Channel9.id-Thailand. Google menghapus dua dokumen Google Maps yang menuliskan nama-nama dan alamat ratusan aktivis Thailand yang dituduh oleh aktivis pro-kerajaan sudah mencoreng pihak istana, ungkap Google, pada hari Senin (28/6/2021).
Songklod “Pukem” Chuenchoopol, aktivis pro-kerajaan, mengatakan kepada Reuters kalah dia dan tim relawan sebanyak 80 orang sudah membuat sebuah peta dan berencana akan melaporkan semua nama yang ada di peta tersebut kepada polisi atas tuduhan mencemooh kerajaan Thailand.
Baca juga: Penembakan di Rumah Sakit Darurat Covid-19 di Thailand
Melalui email, juru bicara Google menuliskan kalau isu tersebut sudah diperbaiki dan menekankan : “Kami sudah mempunyai kebijakan yang jelas tentang apa saja yang boleh dilakukan oleh para pengguna di konten My Maps. Kami sudah memblokir para pengguna yang melanggar kebijakan kami,” tekannya.
Salah satu versi maps yang sudah dilihat oleh Reuters menunjukkan kalau maps itu sudah dilengkapi dengan nama-nama dan alamat hampir sekitar 500 orang yang kebanyakan dari mereka adalah siswa. Selain nama dan alamat, maps itu juga dilengkapi dengan foto-foto mereka yang mengenakan seragam kampus atau sekolahnya.
Wajah-wajah mereka disensori dengan kotak hitam dengan angka 112 di bagian matanya. 112 sendiri adalah pasal undang-undang mengenai hukum mencemooh pihak kerajaan yang bisa berakibat hukuman 15 tahun penjara.
Maps itu sudah tidak bisa diakses lagi pada Senin malam.
Singklod mengatakan kalau ia dan tim relawan sudah mencari dan menandai siapapun yang mencemooh pihak kerajaan.
“Ketika kami melihat sesuatu yang ofensif di sosial media, kami akan menaruh nama mereka di maps,” ujarnya.
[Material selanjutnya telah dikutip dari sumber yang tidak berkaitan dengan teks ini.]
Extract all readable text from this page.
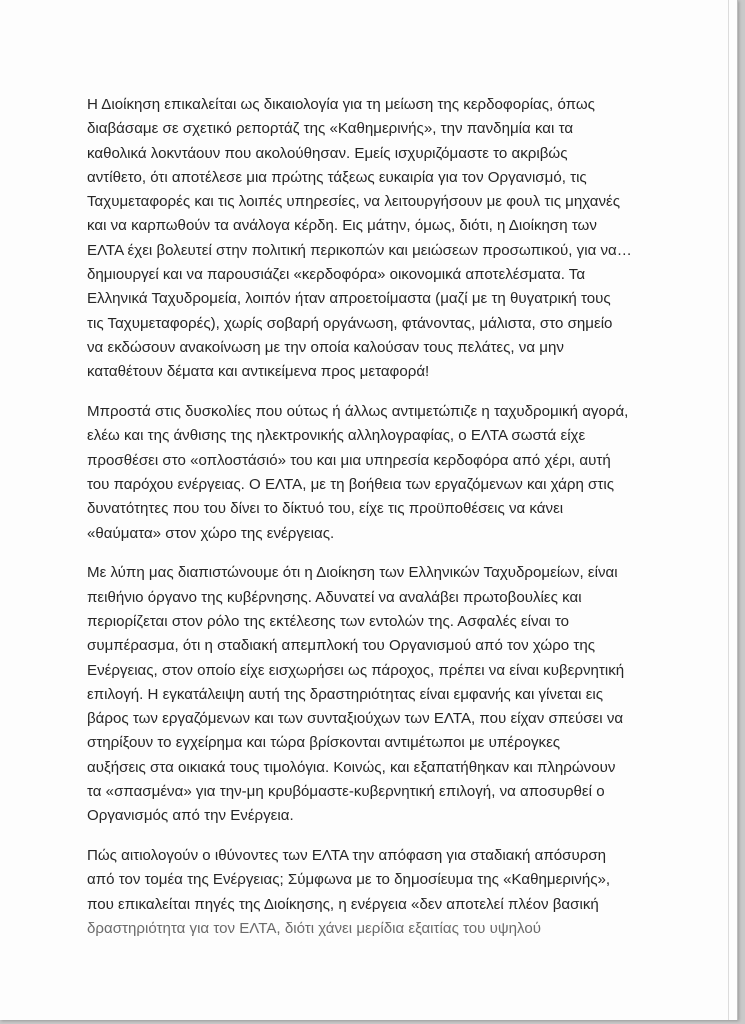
Η Διοίκηση επικαλείται ως δικαιολογία για τη μείωση της κερδοφορίας, όπως
διαβάσαμε σε σχετικό ρεπορτάζ της «Καθημερινής», την πανδημία και τα
καθολικά λοκντάουν που ακολούθησαν. Εμείς ισχυριζόμαστε το ακριβώς
αντίθετο, ότι αποτέλεσε μια πρώτης τάξεως ευκαιρία για τον Οργανισμό, τις
Ταχυμεταφορές και τις λοιπές υπηρεσίες, να λειτουργήσουν με φουλ τις μηχανές
και να καρπωθούν τα ανάλογα κέρδη. Εις μάτην, όμως, διότι, η Διοίκηση των
ΕΛΤΑ έχει βολευτεί στην πολιτική περικοπών και μειώσεων προσωπικού, για να…
δημιουργεί και να παρουσιάζει «κερδοφόρα» οικονομικά αποτελέσματα. Τα
Ελληνικά Ταχυδρομεία, λοιπόν ήταν απροετοίμαστα (μαζί με τη θυγατρική τους
τις Ταχυμεταφορές), χωρίς σοβαρή οργάνωση, φτάνοντας, μάλιστα, στο σημείο
να εκδώσουν ανακοίνωση με την οποία καλούσαν τους πελάτες, να μην
καταθέτουν δέματα και αντικείμενα προς μεταφορά!

Μπροστά στις δυσκολίες που ούτως ή άλλως αντιμετώπιζε η ταχυδρομική αγορά,
ελέω και της άνθισης της ηλεκτρονικής αλληλογραφίας, ο ΕΛΤΑ σωστά είχε
προσθέσει στο «οπλοστάσιό» του και μια υπηρεσία κερδοφόρα από χέρι, αυτή
του παρόχου ενέργειας. Ο ΕΛΤΑ, με τη βοήθεια των εργαζόμενων και χάρη στις
δυνατότητες που του δίνει το δίκτυό του, είχε τις προϋποθέσεις να κάνει
«θαύματα» στον χώρο της ενέργειας.

Με λύπη μας διαπιστώνουμε ότι η Διοίκηση των Ελληνικών Ταχυδρομείων, είναι
πειθήνιο όργανο της κυβέρνησης. Αδυνατεί να αναλάβει πρωτοβουλίες και
περιορίζεται στον ρόλο της εκτέλεσης των εντολών της. Ασφαλές είναι το
συμπέρασμα, ότι η σταδιακή απεμπλοκή του Οργανισμού από τον χώρο της
Ενέργειας, στον οποίο είχε εισχωρήσει ως πάροχος, πρέπει να είναι κυβερνητική
επιλογή. Η εγκατάλειψη αυτή της δραστηριότητας είναι εμφανής και γίνεται εις
βάρος των εργαζόμενων και των συνταξιούχων των ΕΛΤΑ, που είχαν σπεύσει να
στηρίξουν το εγχείρημα και τώρα βρίσκονται αντιμέτωποι με υπέρογκες
αυξήσεις στα οικιακά τους τιμολόγια. Κοινώς, και εξαπατήθηκαν και πληρώνουν
τα «σπασμένα» για την-μη κρυβόμαστε-κυβερνητική επιλογή, να αποσυρθεί ο
Οργανισμός από την Ενέργεια.

Πώς αιτιολογούν ο ιθύνοντες των ΕΛΤΑ την απόφαση για σταδιακή απόσυρση
από τον τομέα της Ενέργειας; Σύμφωνα με το δημοσίευμα της «Καθημερινής»,
που επικαλείται πηγές της Διοίκησης, η ενέργεια «δεν αποτελεί πλέον βασική
δραστηριότητα για τον ΕΛΤΑ, διότι χάνει μερίδια εξαιτίας του υψηλού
Dia menyebut operasi ini sebagai operasi peperangan psikilogis, bertujuan untuk membuat warga Thailand takut mengkritik pihak kerajaan.
Songklod, 54, seorang mantan kapten militer Thailand dan aktivis pro-kerajaan, menyatakan kalau operasi yang menargetkan oposisi kerajaan itu sebagai kesuksesan besar walaupun mapsnya sudah dihapus oleh Google.
Kelompok pembela HAM dan para kritikus mengungkapkan kalau maps itu juga berisikan data privasi dan alamat ratusan orang yang dapat membahayakan mereka.
“Tiba-tiba saya mendapatkan banyak pesan dari pemuda-pemuda Thailand yang ketakutan karena sudah ditandai di Google Maps, mereka dituduh sebagai orang-orang anti-monarki,” tutur Andrew MacGregor Marshall, kritikus kerajaan Thailand dari Skotlandia. Ia juga merupakan salah satu orang pertama yang mengetahui dan memberitahu soal Maps aktivis pro-kerajaan.
“Sudah jelas kalau para pemuda Thailand itu saat ini sedang terancam bahaya,” pungkasnya.
Tahun lalu, pihak kerajaan dikritik besar-besaran oleh banyak pemuda Thailand dan kebanyakan dari mereka menyerukan reformasi, di jalanan maupun di sosial media.